No artist/journalist in living memory epitomises the camera’s extraordinary affinity to the gun in its ability to draw-and-shoot and ‘hunt’ reality, as the late Henri Cartier-Bresson. The work of the French master photographer, whose ‘centenary year’ was launched a few weeks ago with a unique exhibition at the Chicago Art Institute, illustrates that genre of photography now famous as ‘the decisive moment’, drawing attention to the legendary instantaneity of his photographic method.
The Chicago exhibition has been specially curated by David Travis, to foreground Bresson’s sensibility for visual blocking and formal composition, which stemmed directly from his closeness to the works of artists and painters of the period like Picasso, de Chirico, Dali, Mondrian and his own guru Andre Lhote. But there was nothing ‘studied’ about Cartier-Bresson’s work. He believed in the accidental and the chancy moment and has been quoted as saying, “When you are photographing, there’s nothing that you’d call thinking going on.”
The leading ideologue of the Surrealist movement, André Breton — of whom Cartier-Bresson took a great portrait — wrote about his “ultra-receptive posture” to people and events, “as if he wants to help chance along; how should I say, to put himself in a state of grace with chance, so that something might happen.”
By the time Cartier-Bresson passed away (on August 2, 2004, three weeks short of his 96th birthday), he had not been taking photographs for over 30 years — and had, in fact, made several disparaging remarks about photography. Yet his aura and mystique as the ‘master of the moment’ continued.
Around 1976, he had returned to his original love, painting and drawing, assiduously learned from André Lhote, his cubist and surrealist teacher. His sketches and drawings in pencil, charcoal and India ink provide an insight to his graphic sensitivity for the contesting line, plane and texture in the same frame. Transferred on to a photograph, it performs a ‘pure’ act by remaining alert to the possibility of ‘order’ amidst the constant confusion of the visual world.

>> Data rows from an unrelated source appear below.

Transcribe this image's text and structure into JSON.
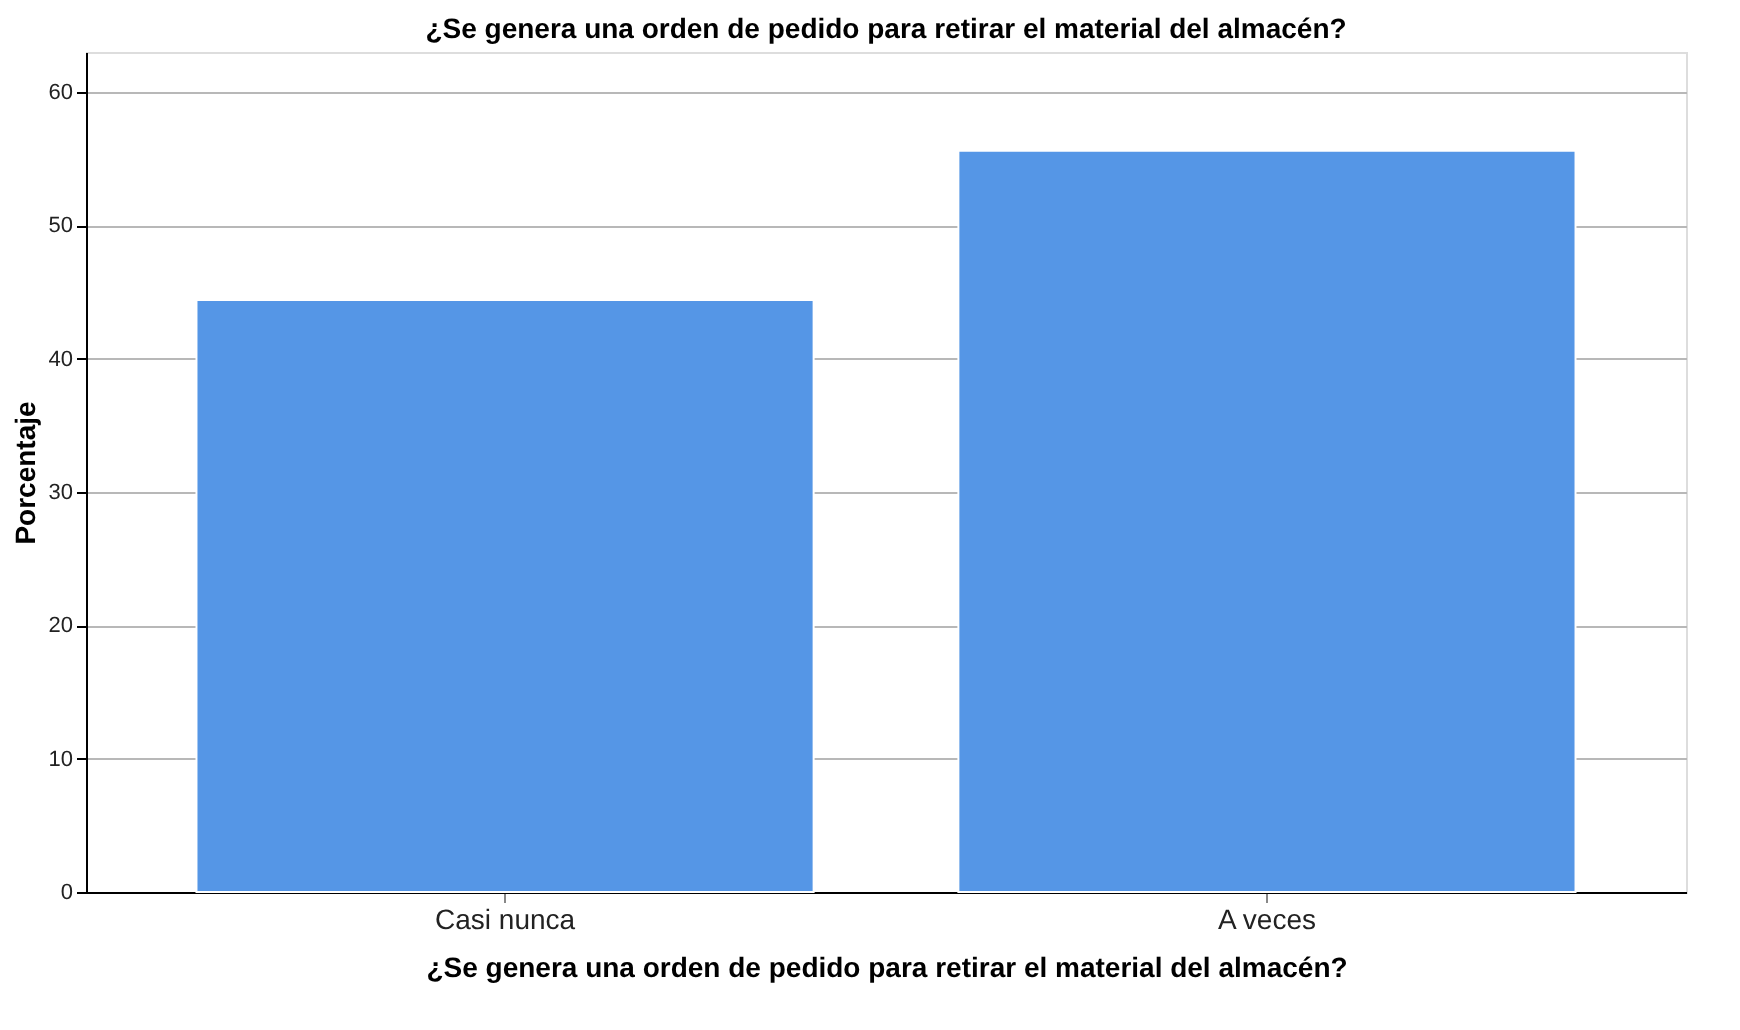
{
  "chart_data": {
    "type": "bar",
    "title": "¿Se genera una orden de pedido para retirar el material del almacén?",
    "xlabel": "¿Se genera una orden de pedido para retirar el material del almacén?",
    "ylabel": "Porcentaje",
    "categories": [
      "Casi nunca",
      "A veces"
    ],
    "values": [
      44.4,
      55.6
    ],
    "color": "#5596e6",
    "ylim": [
      0,
      63
    ],
    "yticks": [
      0,
      10,
      20,
      30,
      40,
      50,
      60
    ],
    "grid": "y"
  }
}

Cartier-Bresson (born August 22, 1908) quickly became famous as the hunter of the ‘instant’ and it was the 1952 American edition of his book ‘Image a la Sauvette’ (an image taken secretly, without permission), which was titled the ‘Decisive Moment’, an expression originally attributed to 17th Century French writer, Cardinal Retz. Though it was not a catch-phrase Cartier-Bresson himself coined, it stuck to all future descriptions of his photographic method.
He often described his picture-taking method, employing the imagery of a hunter or a fisher. He used to say, “When photographing, one is alas, always an intruder,” referring to the camera’s invasive properties and its implication in the regimes of spying and surveillance — which have become so problematic in recent times. He said, “Approach the subject on tiptoe… Let your steps be velvet but your eyes keen. A good fisherman does not stir up the water before he starts to fish.” Explaining why he never went into the darkroom to process his films — leaving it in the masterly hands of the equally legendary Pierre Gassman — he used to say: “I’m only a hunter, not a cook.”
Elsewhere he wrote: “We photographers are people who supply information to a world in haste and swamped willy-nilly in a morass of printed matter. This abbreviation of statement, which is the language of photography, is very potent; we express in effect a judgment of what we see and this demands intellectual honesty. We work in terms of reality, not of fiction, and must therefore ‘discover’ and not ‘fabricate’.”
Ironically, Cartier-Bresson’s funeral in a little village close to Avignon, in the South of France, was kept ‘camera-free’ and no-one took a picture, in deference to his lifelong wish for visual anonymity. He studiously avoided being photographed himself and went to great lengths to prevent his own image appearing anywhere.
I belong to that minuscule international fraternity of people who were permitted to photograph the photographer. One felt very brash, asking permission to photograph him. But then, I thought, it is not just history one needs to record; sometimes one needs to record the historian too.
Cartier-Bresson’s work with the camera provides identity to the middle decades of the twentieth century. However, for many of us, bang inside a new universe of digital manipulation which is reinventing the meaning of ‘photography’, what will ring true is his impassioned, inspirational artistic voice: “To take photographs is to hold one’s breath, when all faculties converge in the face of fleeting reality… It means to recognise, simultaneously and within the fraction of a second, both the fact itself and the rigorous organisation of visually perceived forms that give it meaning. It is putting one’s head, one’s eye and one’s heart on the same axis. It is a way of life.”